The woman brought the baton slashing down. She was aiming for Reacher’s right wrist. Looking to shatter the joint. Trying to make him drop his gun. Reacher twisted faster. He hauled his arm out of the woman’s range. Just. The round metal tip cut through the air. It was close enough for Reacher to feel its draft on his skin. It scythed all the way down to the ground, kicking up a faint blue spark. Reacher grabbed the woman’s wrist with his left hand. He squeezed. His fingers dug into her skin, mashing the tendons and ligaments until she screamed. Her grip slackened and the baton clattered to the concrete. Reacher kicked it away. The woman jabbed at his face with her free hand. Her first two fingers were spread wide. She was trying to gouge his eyes. At the same time her right knee was jerking up, aiming for his groin.
Reacher lowered his shoulder twelve inches and launched himself forward. He slammed into the woman’s chest. It was a heavy contact. The woman was thrown back like she’d been hit by a dump truck. She landed on the ground and slid away in a thin cloud of dust.
Reacher said, “Roll over. Face down. Hands behind your head.”
The woman coughed but she didn’t move.
Reacher raised his gun. “I’m trying to think of a reason not to shoot you but I’ve got to admit, I’m coming up empty.”
The woman rolled over.
Reacher said, “Who are you?”
“My name is Veronica Sanson.” She jerked her head toward the other woman’s body. “That’s—” She brought her right arm up and clamped it over her face so that her eyes were buried in the crook of her elbow. She didn’t move for a moment. Didn’t breathe. Didn’t make any kind of sound. Then she raised her arm and dropped it back down at her side. Her eyes were red.
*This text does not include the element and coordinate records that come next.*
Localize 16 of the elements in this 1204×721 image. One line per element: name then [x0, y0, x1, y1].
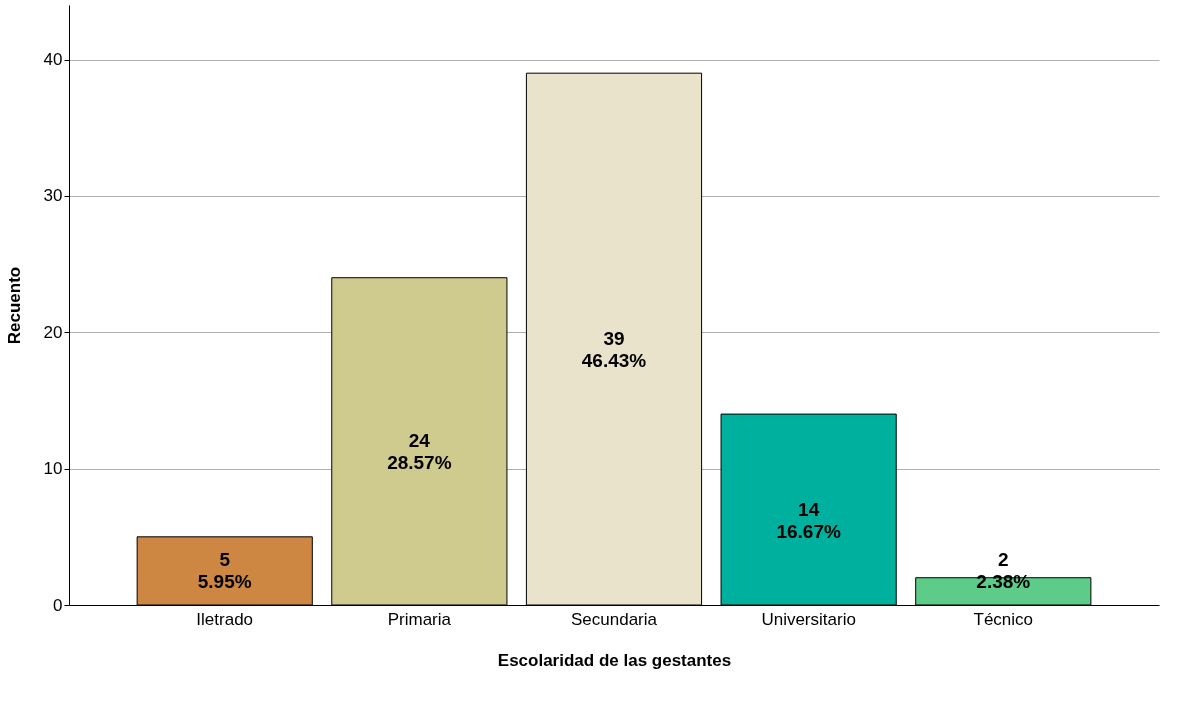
y-tick-label: 0: [53, 595, 63, 615]
y-axis-title: Recuento: [4, 266, 24, 345]
y-tick-label: 20: [43, 322, 63, 342]
data-label: 24 28.57%: [387, 430, 452, 474]
data-label: 5 5.95%: [197, 549, 252, 592]
data-label: 14 16.67%: [776, 498, 841, 542]
y-tick-label: 30: [43, 186, 63, 206]
data-label: 39 46.43%: [581, 328, 647, 372]
x-tick-label: Primaria: [387, 609, 452, 629]
x-tick-label: Secundaria: [570, 609, 658, 629]
y-tick-label: 10: [43, 459, 63, 479]
y-tick-label: 40: [43, 50, 63, 70]
x-axis-title: Escolaridad de las gestantes: [497, 650, 732, 670]
x-tick-label: Universitario: [761, 609, 856, 629]
x-tick-label: Iletrado: [196, 609, 254, 629]
x-tick-label: Técnico: [973, 609, 1034, 629]
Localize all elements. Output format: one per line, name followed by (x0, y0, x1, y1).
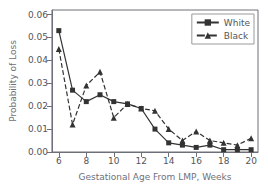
svg-text:0.04: 0.04 (28, 55, 48, 65)
svg-text:0.02: 0.02 (28, 101, 48, 111)
svg-text:0.05: 0.05 (28, 32, 48, 42)
svg-text:0.00: 0.00 (28, 147, 48, 157)
svg-text:0.06: 0.06 (28, 10, 48, 20)
svg-text:20: 20 (245, 156, 257, 166)
svg-text:Probability of Loss: Probability of Loss (8, 40, 18, 122)
svg-text:18: 18 (218, 156, 230, 166)
svg-text:10: 10 (108, 156, 120, 166)
svg-text:Gestational Age From LMP, Week: Gestational Age From LMP, Weeks (78, 172, 231, 182)
svg-text:14: 14 (163, 156, 175, 166)
svg-text:16: 16 (190, 156, 202, 166)
svg-text:12: 12 (136, 156, 147, 166)
svg-text:White: White (224, 18, 251, 28)
svg-text:0.01: 0.01 (28, 124, 48, 134)
svg-text:8: 8 (83, 156, 89, 166)
svg-text:0.03: 0.03 (28, 78, 48, 88)
svg-text:6: 6 (56, 156, 62, 166)
svg-text:Black: Black (224, 31, 249, 41)
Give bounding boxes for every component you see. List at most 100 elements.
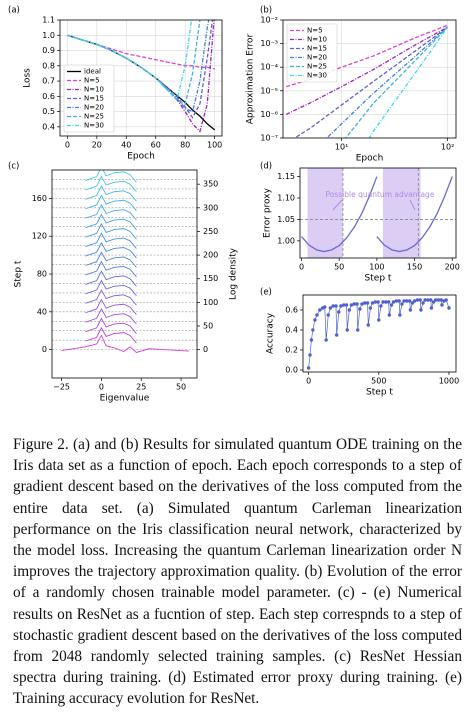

She blinked away a tear and said, “That’s my sister, Roberta. Our father was Morgan Sanson.”
Roberta and Veronica, Reacher thought. Robbie and Ronnie. Two of the four kids taken to Israel by Mrs. Sanson after her husband’s death. He said, “You were in the Israel Defense Forces?”
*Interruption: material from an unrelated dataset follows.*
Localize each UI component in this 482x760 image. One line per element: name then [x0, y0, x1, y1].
Veronica nodded. “Combat Intelligence Collection Corps.”
“Your sister, as well?”
Veronica nodded again. “We came to avenge our father. But listen, please. I was a captain. Same rank as you. So I’m asking as a courtesy from a fellow officer, let me stand up. Explain our circumstances. Maybe we can—”
“Oh my God!” Susan Kasluga’s eyes were wide and her face was suddenly deathly pale. “Where is it? What did you do with it? Howlong till it goes off? You—army person—you’ve got to do something.”
Reacher said, “What are you talking about?”
“The crazy sisters. They made a bomb. An improvised thing. A grenade, a bowl, gasoline, an elastic band. They used it to force me to give up Charles’s name. It could blow up any second. It’ll kill us all.”
Reacher did not like what he was hearing. He had seen photographs from Vietnam. Guerrillas would sneak up to parked US Army jeeps and drop grenades wrapped with elastic bands into their fuel tanks. It turned the vehicles into moving time bombs. The results were not pretty. Even less pretty if anyone was on board or close by when the elastic finally gave way. He looked at Veronica and said, “Is this true?”
Veronica lifted her chin. “Roberta invented it. She called it The Grenade of—”
“Where is it?”
“I’ll show you. On one condition.”
“There’s no time for bargaining. Get it now.”
“If it goes off now, you two are dead. There’s no escape for you. But down here? I might survive. I’m happy to roll the dice. Are you?”
“And if I shoot you in the head? How do you like those odds?”